The I/O reduction — from 64 to ~9 random disk reads — directly impacts transaction throughput. Every SLOAD and SSTORE EVM opcode must traverse the trie path. Reducing that path length by 7× is a 7× reduction in the I/O bottleneck that makes state access Ethereum's primary performance constraint.
Patricia compression is enormously effective at eliminating structural waste, but the Merkle Patricia Trie still has fundamental problems that Ethereum is actively trying to solve.
State growth is unbounded. Every new account and every new storage slot adds nodes to the trie that persist indefinitely. There's no garbage collection — even abandoned contracts keep their storage trie alive because any node could be referenced by a historical state root.
The trie is hash-linked. Each node is stored in the database by its keccak256 hash. This means every traversal is a random-access disk read — the worst case for modern storage hardware. SSDs can handle hundreds of thousands of random reads per second, but with ~9 lookups per state access and millions of state accesses per block, this is still a major bottleneck.

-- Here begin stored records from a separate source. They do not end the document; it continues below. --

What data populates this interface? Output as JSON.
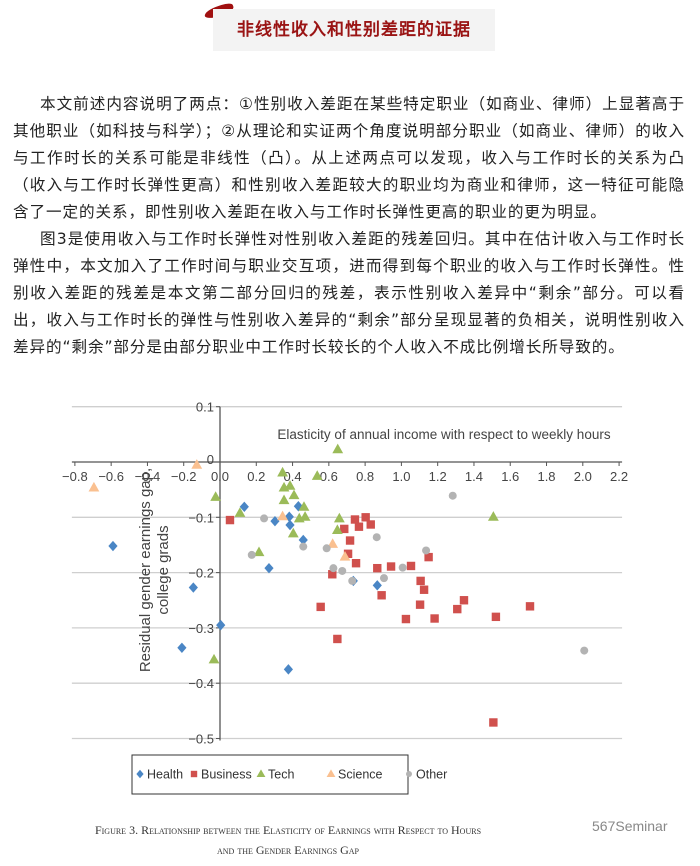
{
  "header": {
    "title": "非线性收入和性别差距的证据"
  },
  "paragraphs": [
    "本文前述内容说明了两点：①性别收入差距在某些特定职业（如商业、律师）上显著高于其他职业（如科技与科学）；②从理论和实证两个角度说明部分职业（如商业、律师）的收入与工作时长的关系可能是非线性（凸）。从上述两点可以发现，收入与工作时长的关系为凸（收入与工作时长弹性更高）和性别收入差距较大的职业均为商业和律师，这一特征可能隐含了一定的关系，即性别收入差距在收入与工作时长弹性更高的职业的更为明显。",
    "图3是使用收入与工作时长弹性对性别收入差距的残差回归。其中在估计收入与工作时长弹性中，本文加入了工作时间与职业交互项，进而得到每个职业的收入与工作时长弹性。性别收入差距的残差是本文第二部分回归的残差，表示性别收入差异中“剩余”部分。可以看出，收入与工作时长的弹性与性别收入差异的“剩余”部分呈现显著的负相关，说明性别收入差异的“剩余”部分是由部分职业中工作时长较长的个人收入不成比例增长所导致的。"
  ],
  "chart_data": {
    "type": "scatter",
    "annotation": "Elasticity of annual income with respect to weekly hours",
    "ylabel_lines": [
      "Residual gender earnings gap,",
      "college grads"
    ],
    "xlim": [
      -0.8,
      2.2
    ],
    "ylim": [
      -0.5,
      0.1
    ],
    "x_ticks": [
      "−0.8",
      "−0.6",
      "−0.4",
      "−0.2",
      "0.0",
      "0.2",
      "0.4",
      "0.6",
      "0.8",
      "1.0",
      "1.2",
      "1.4",
      "1.6",
      "1.8",
      "2.0",
      "2.2"
    ],
    "y_ticks": [
      "0.1",
      "0",
      "−0.1",
      "−0.2",
      "−0.3",
      "−0.4",
      "−0.5"
    ],
    "grid": true,
    "legend_position": "bottom",
    "series": [
      {
        "name": "Health",
        "marker": "diamond",
        "color": "#4a86c5",
        "points": [
          [
            -0.59,
            -0.152
          ],
          [
            -0.147,
            -0.227
          ],
          [
            0.004,
            -0.295
          ],
          [
            -0.21,
            -0.336
          ],
          [
            0.377,
            -0.375
          ],
          [
            0.134,
            -0.081
          ],
          [
            0.27,
            -0.192
          ],
          [
            0.303,
            -0.107
          ],
          [
            0.382,
            -0.099
          ],
          [
            0.386,
            -0.114
          ],
          [
            0.432,
            -0.08
          ],
          [
            0.459,
            -0.141
          ],
          [
            0.735,
            -0.215
          ],
          [
            0.867,
            -0.223
          ]
        ]
      },
      {
        "name": "Business",
        "marker": "square",
        "color": "#d0504d",
        "points": [
          [
            0.055,
            -0.105
          ],
          [
            0.555,
            -0.262
          ],
          [
            0.647,
            -0.32
          ],
          [
            0.619,
            -0.203
          ],
          [
            0.685,
            -0.121
          ],
          [
            0.717,
            -0.142
          ],
          [
            0.706,
            -0.166
          ],
          [
            0.744,
            -0.104
          ],
          [
            0.766,
            -0.117
          ],
          [
            0.75,
            -0.183
          ],
          [
            0.803,
            -0.1
          ],
          [
            0.831,
            -0.113
          ],
          [
            0.867,
            -0.192
          ],
          [
            0.891,
            -0.241
          ],
          [
            0.943,
            -0.189
          ],
          [
            1.025,
            -0.284
          ],
          [
            1.053,
            -0.188
          ],
          [
            1.106,
            -0.215
          ],
          [
            1.125,
            -0.231
          ],
          [
            1.103,
            -0.258
          ],
          [
            1.15,
            -0.172
          ],
          [
            1.183,
            -0.283
          ],
          [
            1.308,
            -0.266
          ],
          [
            1.345,
            -0.25
          ],
          [
            1.521,
            -0.28
          ],
          [
            1.709,
            -0.261
          ],
          [
            1.507,
            -0.471
          ]
        ]
      },
      {
        "name": "Tech",
        "marker": "triangle",
        "color": "#9bbb59",
        "points": [
          [
            0.649,
            0.023
          ],
          [
            -0.024,
            -0.063
          ],
          [
            0.11,
            -0.092
          ],
          [
            0.215,
            -0.163
          ],
          [
            -0.033,
            -0.357
          ],
          [
            0.345,
            -0.019
          ],
          [
            0.353,
            -0.046
          ],
          [
            0.386,
            -0.043
          ],
          [
            0.408,
            -0.06
          ],
          [
            0.353,
            -0.069
          ],
          [
            0.463,
            -0.081
          ],
          [
            0.437,
            -0.102
          ],
          [
            0.469,
            -0.099
          ],
          [
            0.404,
            -0.129
          ],
          [
            0.536,
            -0.025
          ],
          [
            0.658,
            -0.102
          ],
          [
            0.647,
            -0.123
          ],
          [
            1.507,
            -0.099
          ]
        ]
      },
      {
        "name": "Science",
        "marker": "triangle",
        "color": "#fac090",
        "points": [
          [
            -0.695,
            -0.046
          ],
          [
            -0.128,
            -0.005
          ],
          [
            0.345,
            -0.098
          ],
          [
            0.621,
            -0.148
          ],
          [
            0.689,
            -0.171
          ]
        ]
      },
      {
        "name": "Other",
        "marker": "circle",
        "color": "#b3b3b3",
        "points": [
          [
            0.243,
            -0.102
          ],
          [
            0.175,
            -0.168
          ],
          [
            0.459,
            -0.153
          ],
          [
            0.588,
            -0.156
          ],
          [
            0.625,
            -0.192
          ],
          [
            0.674,
            -0.197
          ],
          [
            0.729,
            -0.215
          ],
          [
            1.283,
            -0.061
          ],
          [
            0.864,
            -0.136
          ],
          [
            1.136,
            -0.16
          ],
          [
            0.904,
            -0.21
          ],
          [
            1.007,
            -0.191
          ],
          [
            2.008,
            -0.341
          ]
        ]
      }
    ]
  },
  "caption": {
    "line1": "Figure 3. Relationship between the Elasticity of Earnings with Respect to Hours",
    "line2": "and the Gender Earnings Gap"
  },
  "watermark": "567Seminar"
}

Merkle proofs are still too large for statelessness. Even at ~4.7 KB per account proof, proving an entire block's state accesses requires megabytes of witness data. This is why Ethereum is planning to migrate to Verkle tries — which use polynomial commitments (KZG) instead of hash-based Merkle proofs, reducing proof sizes by 5–10× further.
Patricia compression was the right answer for 2014. It reduced a 1.17 TB structural nightmare to an 80 GB tractable problem. But the trie is now being asked to do things — stateless validation, real-time sync, light client proofs at scale — that push beyond what any hash-linked tree structure can deliver. The next chapter is Verkle.

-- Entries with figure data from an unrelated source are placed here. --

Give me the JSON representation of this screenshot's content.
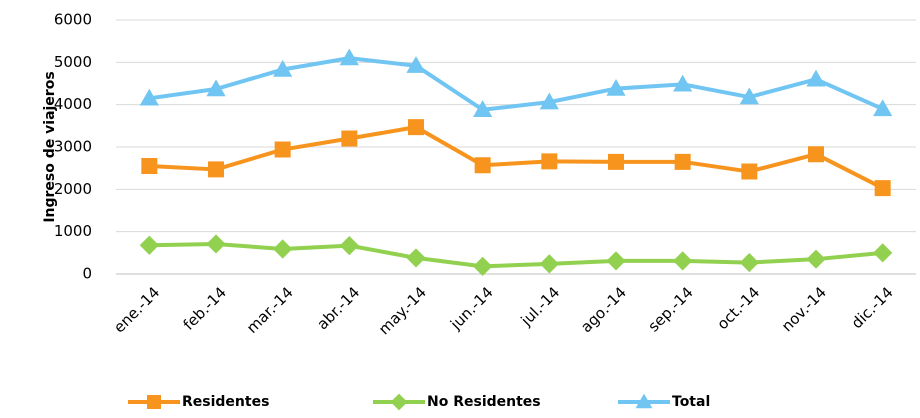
{
  "chart_data": {
    "type": "line",
    "y_label": "Ingreso de viajeros",
    "categories": [
      "ene.-14",
      "feb.-14",
      "mar.-14",
      "abr.-14",
      "may.-14",
      "jun.-14",
      "jul.-14",
      "ago.-14",
      "sep.-14",
      "oct.-14",
      "nov.-14",
      "dic.-14"
    ],
    "series": [
      {
        "name": "Residentes",
        "color": "#f7941d",
        "marker": "square",
        "values": [
          2550,
          2470,
          2940,
          3200,
          3470,
          2570,
          2660,
          2650,
          2650,
          2420,
          2830,
          2030
        ]
      },
      {
        "name": "No Residentes",
        "color": "#92d050",
        "marker": "diamond",
        "values": [
          680,
          710,
          590,
          670,
          380,
          180,
          240,
          310,
          310,
          270,
          350,
          500
        ]
      },
      {
        "name": "Total",
        "color": "#71c5f2",
        "marker": "triangle",
        "values": [
          4150,
          4370,
          4830,
          5100,
          4920,
          3880,
          4060,
          4380,
          4480,
          4180,
          4600,
          3900
        ]
      }
    ],
    "ylim": [
      0,
      6000
    ],
    "yticks": [
      0,
      1000,
      2000,
      3000,
      4000,
      5000,
      6000
    ],
    "grid": true,
    "legend": "bottom"
  }
}
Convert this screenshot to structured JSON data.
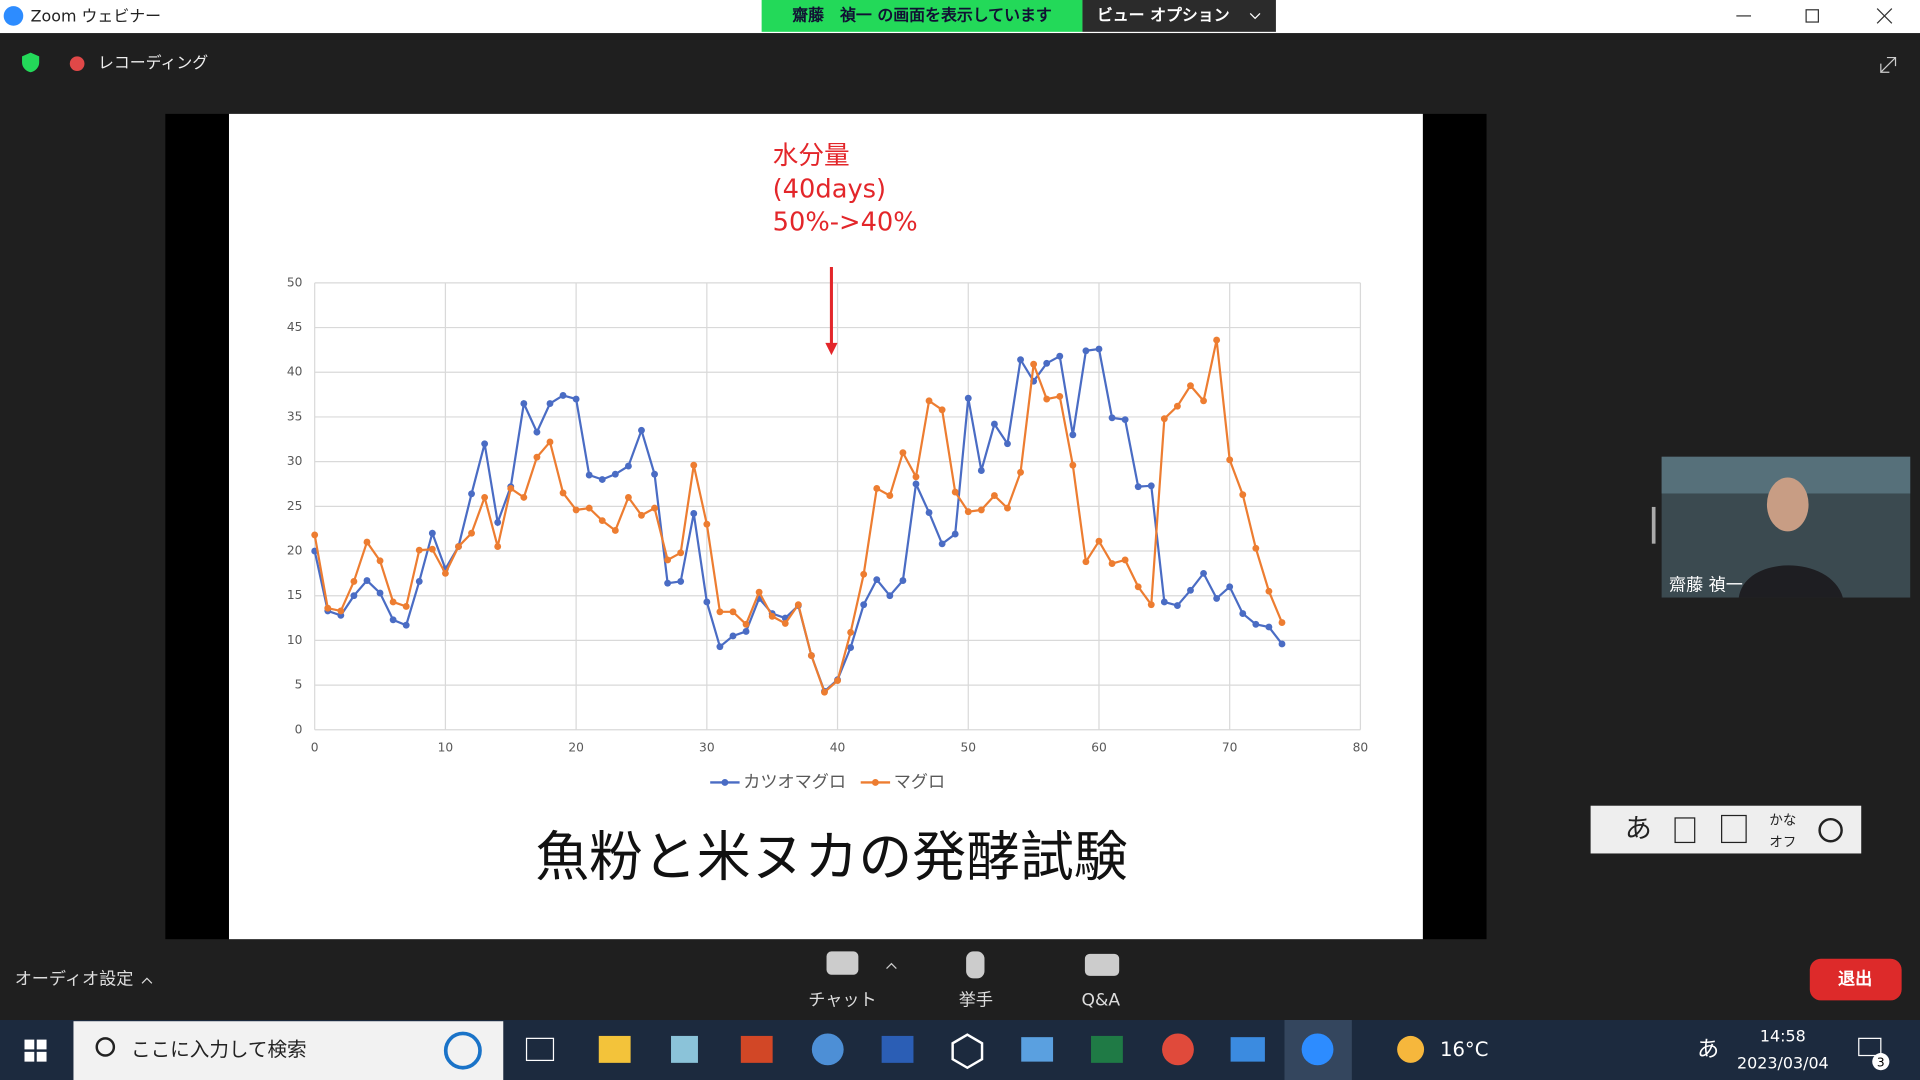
{
  "window": {
    "title": "Zoom ウェビナー"
  },
  "share_banner": {
    "text": "齋藤　禎一 の画面を表示しています",
    "options": "ビュー オプション"
  },
  "recording": "レコーディング",
  "annotation": [
    "水分量",
    "(40days)",
    "50%->40%"
  ],
  "slide_title": "魚粉と米ヌカの発酵試験",
  "participant": "齋藤 禎一",
  "ime": {
    "mode": "あ",
    "kana": "かな",
    "kana_state": "オフ"
  },
  "controls": {
    "audio": "オーディオ設定",
    "chat": "チャット",
    "raise_hand": "挙手",
    "qa": "Q&A",
    "leave": "退出"
  },
  "taskbar": {
    "search": "ここに入力して検索",
    "temperature": "16°C",
    "time": "14:58",
    "date": "2023/03/04",
    "ime": "あ",
    "notifications": "3"
  },
  "chart_data": {
    "type": "line",
    "x": [
      0,
      1,
      2,
      3,
      4,
      5,
      6,
      7,
      8,
      9,
      10,
      11,
      12,
      13,
      14,
      15,
      16,
      17,
      18,
      19,
      20,
      21,
      22,
      23,
      24,
      25,
      26,
      27,
      28,
      29,
      30,
      31,
      32,
      33,
      34,
      35,
      36,
      37,
      38,
      39,
      40,
      41,
      42,
      43,
      44,
      45,
      46,
      47,
      48,
      49,
      50,
      51,
      52,
      53,
      54,
      55,
      56,
      57,
      58,
      59,
      60,
      61,
      62,
      63,
      64,
      65,
      66,
      67,
      68,
      69,
      70,
      71,
      72,
      73,
      74
    ],
    "series": [
      {
        "name": "カツオマグロ",
        "color": "#4a6cc4",
        "values": [
          20,
          13.3,
          12.8,
          15,
          16.7,
          15.3,
          12.3,
          11.7,
          16.6,
          22,
          18,
          20.5,
          26.4,
          32,
          23.2,
          27.2,
          36.5,
          33.3,
          36.5,
          37.4,
          37,
          28.5,
          28,
          28.6,
          29.5,
          33.5,
          28.6,
          16.4,
          16.6,
          24.2,
          14.3,
          9.3,
          10.5,
          11,
          14.7,
          13,
          12.5,
          13.9,
          8.3,
          4.3,
          5.6,
          9.2,
          14,
          16.8,
          15,
          16.7,
          27.5,
          24.3,
          20.8,
          21.9,
          37.1,
          29,
          34.2,
          32,
          41.4,
          39,
          41,
          41.8,
          33,
          42.4,
          42.6,
          34.9,
          34.7,
          27.2,
          27.3,
          14.3,
          13.9,
          15.6,
          17.5,
          14.7,
          16,
          13,
          11.8,
          11.5,
          9.6
        ]
      },
      {
        "name": "マグロ",
        "color": "#ed7d31",
        "values": [
          21.8,
          13.6,
          13.3,
          16.6,
          21,
          18.9,
          14.3,
          13.8,
          20.1,
          20.2,
          17.5,
          20.5,
          22,
          26,
          20.5,
          27,
          26,
          30.5,
          32.2,
          26.5,
          24.6,
          24.8,
          23.4,
          22.3,
          26,
          24,
          24.8,
          19,
          19.8,
          29.6,
          23,
          13.2,
          13.2,
          11.8,
          15.4,
          12.7,
          11.9,
          14,
          8.3,
          4.2,
          5.5,
          10.9,
          17.4,
          27,
          26.2,
          31,
          28.3,
          36.8,
          35.8,
          26.6,
          24.4,
          24.6,
          26.2,
          24.8,
          28.8,
          40.9,
          37,
          37.3,
          29.6,
          18.8,
          21.1,
          18.6,
          19,
          16,
          14,
          34.8,
          36.2,
          38.5,
          36.8,
          43.6,
          30.2,
          26.3,
          20.3,
          15.5,
          12
        ]
      }
    ],
    "xlim": [
      0,
      80
    ],
    "xticks": [
      0,
      10,
      20,
      30,
      40,
      50,
      60,
      70,
      80
    ],
    "ylim": [
      0,
      50
    ],
    "yticks": [
      0,
      5,
      10,
      15,
      20,
      25,
      30,
      35,
      40,
      45,
      50
    ],
    "grid": true,
    "legend": "bottom"
  }
}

The claim stands. Ethereum's state trie, without Patricia compression, would contain approximately 21.65 billion branch nodes, of which 21.50 billion are single-child pass-throughs that store no useful branching information.
Patricia compression eliminates them through two mechanisms. Leaf suffix storage accounts for ~97.7% of the savings — when a key is alone in its subtree, a single leaf node stores all remaining nibbles, replacing the entire tail of single-child branches. Extension nodes handle the remaining ~2.3%, compressing shared prefixes between branch points in the narrow transition zone.
The critique that "leaf node compression ≠ branch node compression" correctly identifies that these are different mechanisms, but incorrectly implies the model conflates them. The model counts eliminated branch nodes — and both leaf suffixes and extension paths eliminate branch nodes. The question is only which Patricia construct absorbs them. The answer is overwhelmingly leaf nodes.
The formal spec confirms it. The Yellow Paper's c(J, i) function produces a leaf when |J| = 1 and an extension only when |J| > 1 with a shared prefix. In the sparse zone (depths 9+), every subtree has exactly one key, so |J| = 1, and Case 2 fires unconditionally. Leaf nodes. Every time.